Rénovation du Conservatoire municipal de Paris

Afin de mieux isoler les sons, le Conservatoire de danse et de musique de Paris, se trouvant au 12ème arrondissement, a été équipé d’un bardage céramique. Un large programme est prévu pour cet édifice, remplaçant celui de la rue Picpus, qui consiste à créer un endroit aux usages multiples et qui s’étale sur une superficie de 1,6 hectare.

Se trouvant dans la partie du Charolais Rotonde, à quelques mètres de la gare de Lyon, le bâtiment est composé de 5 étages qui abritent la salle de pratique des instruments, la salle de percussions, la salle de diffusion dans laquelle 200 personnes peuvent entrer, la salle de danse, la salle d’orchestre, de jazz et enfin la salle de détente.

Cela explique l’importance d’avoir travaillé sur l’acoustique de cet édifice, surtout pour Bernard Desmoulin, l’architecte chargé de réaliser les travaux. Nombreux sont les obstacles auxquels il a dû faire face, par exemple : les murs du bâtiment qui étaient difficiles à œuvrer à cause de leurs courbes, l’étroitesse du chantier…Cet architecte avait l’obligation de fournir une performance acoustique en tenant compte de la qualité du son à l’intérieur et du bruit qui peut nuire à ceux qui se trouvent à l’extérieur. Il fallait également isoler le bâtiment des bruits externes venant de la gare qui se trouve très près.
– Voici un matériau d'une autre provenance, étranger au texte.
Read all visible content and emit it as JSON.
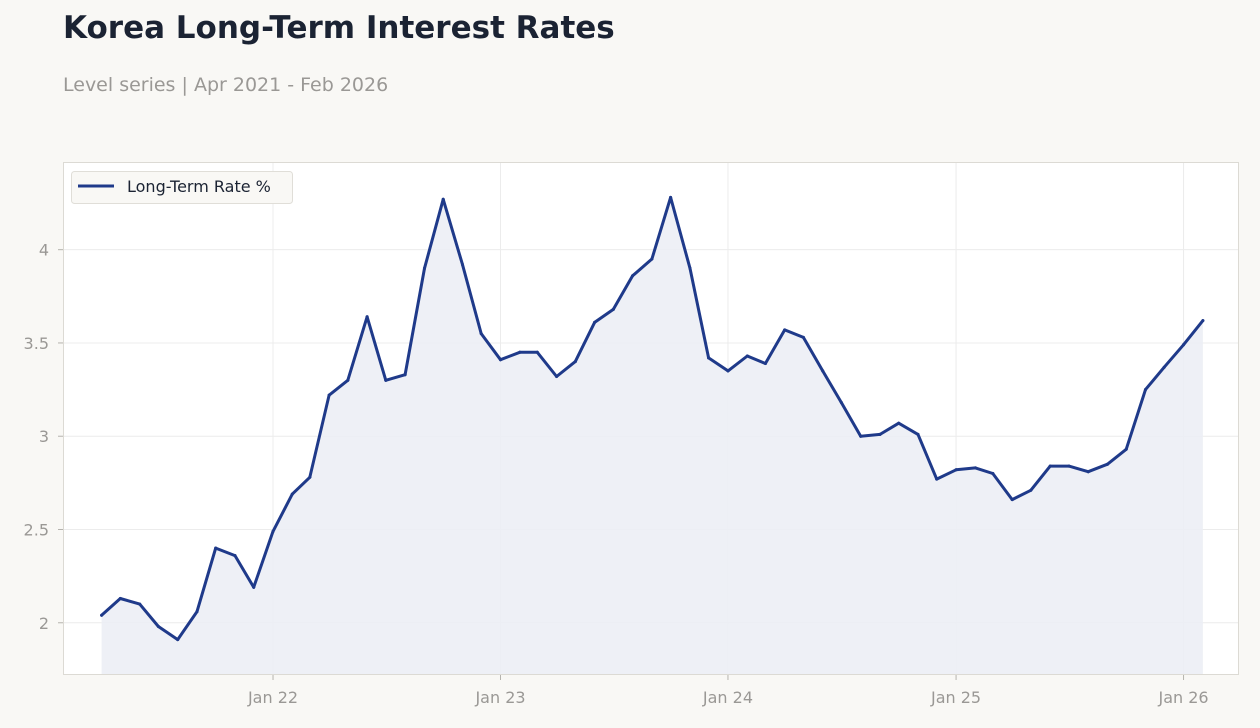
{
  "title": "Korea Long-Term Interest Rates",
  "subtitle": "Level series | Apr 2021 - Feb 2026",
  "colors": {
    "line": "#1f3a8a",
    "area": "#eceef5",
    "plot_background": "#ffffff",
    "page_background": "#f9f8f5",
    "grid": "#ececec",
    "text_muted": "#9a9895",
    "text_dark": "#1b2333"
  },
  "chart_data": {
    "type": "area",
    "title": "Korea Long-Term Interest Rates",
    "subtitle": "Level series | Apr 2021 - Feb 2026",
    "xlabel": "",
    "ylabel": "",
    "x_range": [
      "2021-01-29",
      "2026-03-31"
    ],
    "ylim": [
      1.72,
      4.47
    ],
    "yticks": [
      2,
      2.5,
      3,
      3.5,
      4
    ],
    "ytick_labels": [
      "2",
      "2.5",
      "3",
      "3.5",
      "4"
    ],
    "xticks": [
      "2022-01-01",
      "2023-01-01",
      "2024-01-01",
      "2025-01-01",
      "2026-01-01"
    ],
    "xtick_labels": [
      "Jan 22",
      "Jan 23",
      "Jan 24",
      "Jan 25",
      "Jan 26"
    ],
    "grid": true,
    "legend_position": "top-left",
    "series": [
      {
        "name": "Long-Term Rate %",
        "x": [
          "2021-04",
          "2021-05",
          "2021-06",
          "2021-07",
          "2021-08",
          "2021-09",
          "2021-10",
          "2021-11",
          "2021-12",
          "2022-01",
          "2022-02",
          "2022-03",
          "2022-04",
          "2022-05",
          "2022-06",
          "2022-07",
          "2022-08",
          "2022-09",
          "2022-10",
          "2022-11",
          "2022-12",
          "2023-01",
          "2023-02",
          "2023-03",
          "2023-04",
          "2023-05",
          "2023-06",
          "2023-07",
          "2023-08",
          "2023-09",
          "2023-10",
          "2023-11",
          "2023-12",
          "2024-01",
          "2024-02",
          "2024-03",
          "2024-04",
          "2024-05",
          "2024-06",
          "2024-07",
          "2024-08",
          "2024-09",
          "2024-10",
          "2024-11",
          "2024-12",
          "2025-01",
          "2025-02",
          "2025-03",
          "2025-04",
          "2025-05",
          "2025-06",
          "2025-07",
          "2025-08",
          "2025-09",
          "2025-10",
          "2025-11",
          "2025-12",
          "2026-01",
          "2026-02"
        ],
        "values": [
          2.04,
          2.13,
          2.1,
          1.98,
          1.91,
          2.06,
          2.4,
          2.36,
          2.19,
          2.49,
          2.69,
          2.78,
          3.22,
          3.3,
          3.64,
          3.3,
          3.33,
          3.9,
          4.27,
          3.92,
          3.55,
          3.41,
          3.45,
          3.45,
          3.32,
          3.4,
          3.61,
          3.68,
          3.86,
          3.95,
          4.28,
          3.9,
          3.42,
          3.35,
          3.43,
          3.39,
          3.57,
          3.53,
          3.35,
          3.18,
          3.0,
          3.01,
          3.07,
          3.01,
          2.77,
          2.82,
          2.83,
          2.8,
          2.66,
          2.71,
          2.84,
          2.84,
          2.81,
          2.85,
          2.93,
          3.25,
          3.37,
          3.49,
          3.62
        ]
      }
    ]
  }
}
Les étapes de la réalisation des travaux

Pour la réalisation de ces travaux, ce conservatoire a été affecté de devantures en terre cuite qui font à présent son originalité. La couleur de ces devantures ne s’altèrera pas, même avec le temps, car ces dernières sont composées de plusieurs panneaux Longoton HF de Moeding.

L’ensemble de ces panneaux de 600 à 1900 mm et de ces baquettes émaillées donne une esthétique digne d’un objet d’art. S’ajoute à cela la structure qui semble très fine et qui participe aussi à la suspension des éléments.

En tout, 750 mètres carré de bardage ont été posés grâce à un système en aluminium. L’extérieur est isolé par des laines de verre/roche de 160mm.

Lucas Reha de Mayenne, un spécialiste des travaux de ce genre, s’est occupé de la pose des bardeaux qui était particulière à cause du poids et de la grandeur des éléments.

Une charpente spéciale a été déployée pour poser les pointes de diamant et des bielles en acier inoxydable ont été utilisées pour fixer les plaques.

Jacques Nouveau, le directeur de Lucas Reha Reval, montre que la sinuosité du béton et le calepinage des éléments de bardage les ont obligés à procéder à un système de patte équerre, support de charpente, avec de têtes rotatives.

Le résultat final

Les travaux finis, les murs du bâtiment exposent fièrement leurs courbes, ornés de paravents foncés et vitrés, disposés en désordre. Trois couleurs ont été choisies par l’architecte, afin d’égayer la façade de l’édifice, à savoir trois nuances de bleu nuit, qui ont joué sur les bardeaux et les baguettes contre soleil. Des plaques en inox doré ont été mises ici et là entre les plaques de céramique afin d’avoir un artifice de lumière étincelant.

Finalement, la rénovation de l’édifice s’est faite sur deux parties qui sont complètement opposées. La première façade est composée d’une grande masse en béton, ornée de tôle noire et de métal doré, dont le toit est constitué de végétaux. Elle assure la protection de la salle de diffusion pouvant accueillir 200 personnes et qui se trouve à l’angle de 2 rues. La deuxième est située à l’arrière et semble dessiner un fond de scène. Elle comprend les salles de danse et musique.